Gestational diabetes is hyperglycaemia with blood glucose values above normal but below those diagnostic of diabetes. Gestational diabetes occurs during pregnancy.
Women with gestational diabetes are at an increased risk of complications during pregnancy and at delivery. These women and possibly their children are also at increased risk of type 2 diabetes in the future.
Gestational diabetes is diagnosed through prenatal screening, rather than through reported symptoms.
Impaired glucose tolerance and impaired fasting glycaemia
Impaired glucose tolerance (IGT) and impaired fasting glycaemia (IFG) are intermediate conditions in the transition between normality and diabetes. People with IGT or IFG are at high risk of progressing to type 2 diabetes, although this is not inevitable.
Lifestyle changes are the best way to prevent or delay the onset of type 2 diabetes.

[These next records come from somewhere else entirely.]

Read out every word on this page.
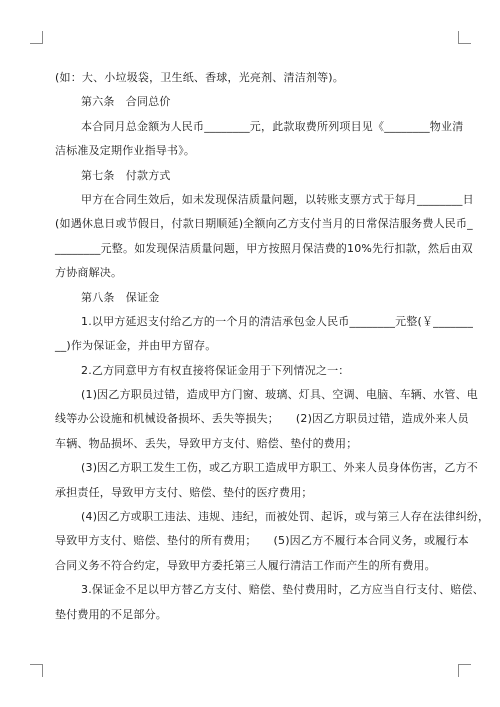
(如：大、小垃圾袋，卫生纸、香球，光亮剂、清洁剂等)。
第六条　合同总价
本合同月总金额为人民币________元，此款取费所列项目见《________物业清
洁标准及定期作业指导书》。
第七条　付款方式
甲方在合同生效后，如未发现保洁质量问题，以转账支票方式于每月________日
(如遇休息日或节假日，付款日期顺延)全额向乙方支付当月的日常保洁服务费人民币_
________元整。如发现保洁质量问题，甲方按照月保洁费的10%先行扣款，然后由双
方协商解决。
第八条　保证金
1.以甲方延迟支付给乙方的一个月的清洁承包金人民币________元整(￥_______
__)作为保证金，并由甲方留存。
2.乙方同意甲方有权直接将保证金用于下列情况之一：
(1)因乙方职员过错，造成甲方门窗、玻璃、灯具、空调、电脑、车辆、水管、电
线等办公设施和机械设备损坏、丢失等损失；　　(2)因乙方职员过错，造成外来人员
车辆、物品损坏、丢失，导致甲方支付、赔偿、垫付的费用；
(3)因乙方职工发生工伤，或乙方职工造成甲方职工、外来人员身体伤害，乙方不
承担责任，导致甲方支付、赔偿、垫付的医疗费用；
(4)因乙方或职工违法、违规、违纪，而被处罚、起诉，或与第三人存在法律纠纷，
导致甲方支付、赔偿、垫付的所有费用；　　(5)因乙方不履行本合同义务，或履行本
合同义务不符合约定，导致甲方委托第三人履行清洁工作而产生的所有费用。
3.保证金不足以甲方替乙方支付、赔偿、垫付费用时，乙方应当自行支付、赔偿、
垫付费用的不足部分。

To help prevent type 2 diabetes and its complications, people should:
- reach and keep a health body weight
- stay physically active with at least 30 minutes of moderate exercise each day
- eat a healthy diet and avoid sugar and saturated fat
- not smoke tobacco.
Diagnosis and treatment
Early diagnosis can be accomplished through relatively inexpensive testing of blood glucose. People with type 1 diabetes need insulin injections for survival.
One of the most important ways to treat diabetes is to keep a healthy lifestyle.
Some people with type 2 diabetes will need to take medicines to help manage their blood sugar levels. These can include insulin injections or other medicines. Some examples include:
- sodium-glucose co-transporters type 2 (SGLT-2) inhibitors.
Along with medicines to lower blood sugar, people with diabetes often need medications to lower their blood pressure and statins to reduce the risk of complications.
Additional medical care may be needed to treat the effects of diabetes:
- foot care to treat ulcers
- screening and treatment for kidney disease
- eye exams to screen for retinopathy (which causes blindness).
WHO aims to stimulate and support the adoption of effective measures for the surveillance, prevention and control of diabetes and its complications, particularly in low- and middle-income countries. To this end, WHO:
- provides scientific guidelines for the prevention of major noncommunicable diseases including diabetes;
- develops norms and standards for diabetes diagnosis and care;
- builds awareness on the global epidemic of diabetes, marking World Diabetes Day (14 November); and
- conducts surveillance of diabetes and its risk factors.
In April 2021 WHO launched the Global Diabetes Compact, a global initiative aiming for sustained improvements in diabetes prevention and care, with a particular focus on supporting low- and middle-income countries.
In May 2021, the World Health Assembly agreed a Resolution on strengthening prevention and control of diabetes. In May 2022 the World Health Assembly endorsed five global diabetes coverage and treatment targets to be achieved by 2030.
1. Global Burden of Disease Collaborative Network. Global Burden of Disease Study 2019. Results. Institute for Health Metrics and Evaluation. 2020 (https://vizhub.healthdata.org/gbd-results/).
2. Diabetes mellitus, fasting blood glucose concentration, and risk of vascular disease: a collaborative meta-analysis of 102 prospective studies. Emerging Risk Factors Collaboration. Sarwar N, Gao P, Seshasai SR, Gobin R, Kaptoge S, Di Angelantonio et al. Lancet. 2010; 26;375:2215-2222.
3. Causes of blindness and vision impairment in 2020 and trends over 30 years, and prevalence of avoidable blindness in relation to VISION 2020: the Right to Sight: an analysis for the Global Burden of Disease Study GBD 2019 Blindness and Vision Impairment Collaborators* on behalf of the Vision Loss Expert Group of the Global Burden of Disease Study† Lancet Global Health 2021;9:e141-e160.
4. 2014 USRDS annual data report: Epidemiology of kidney disease in the United States.
United States Renal Data System. National Institutes of Health, National Institute of Diabetes and Digestive and Kidney Diseases, Bethesda, MD, 2014:188–210.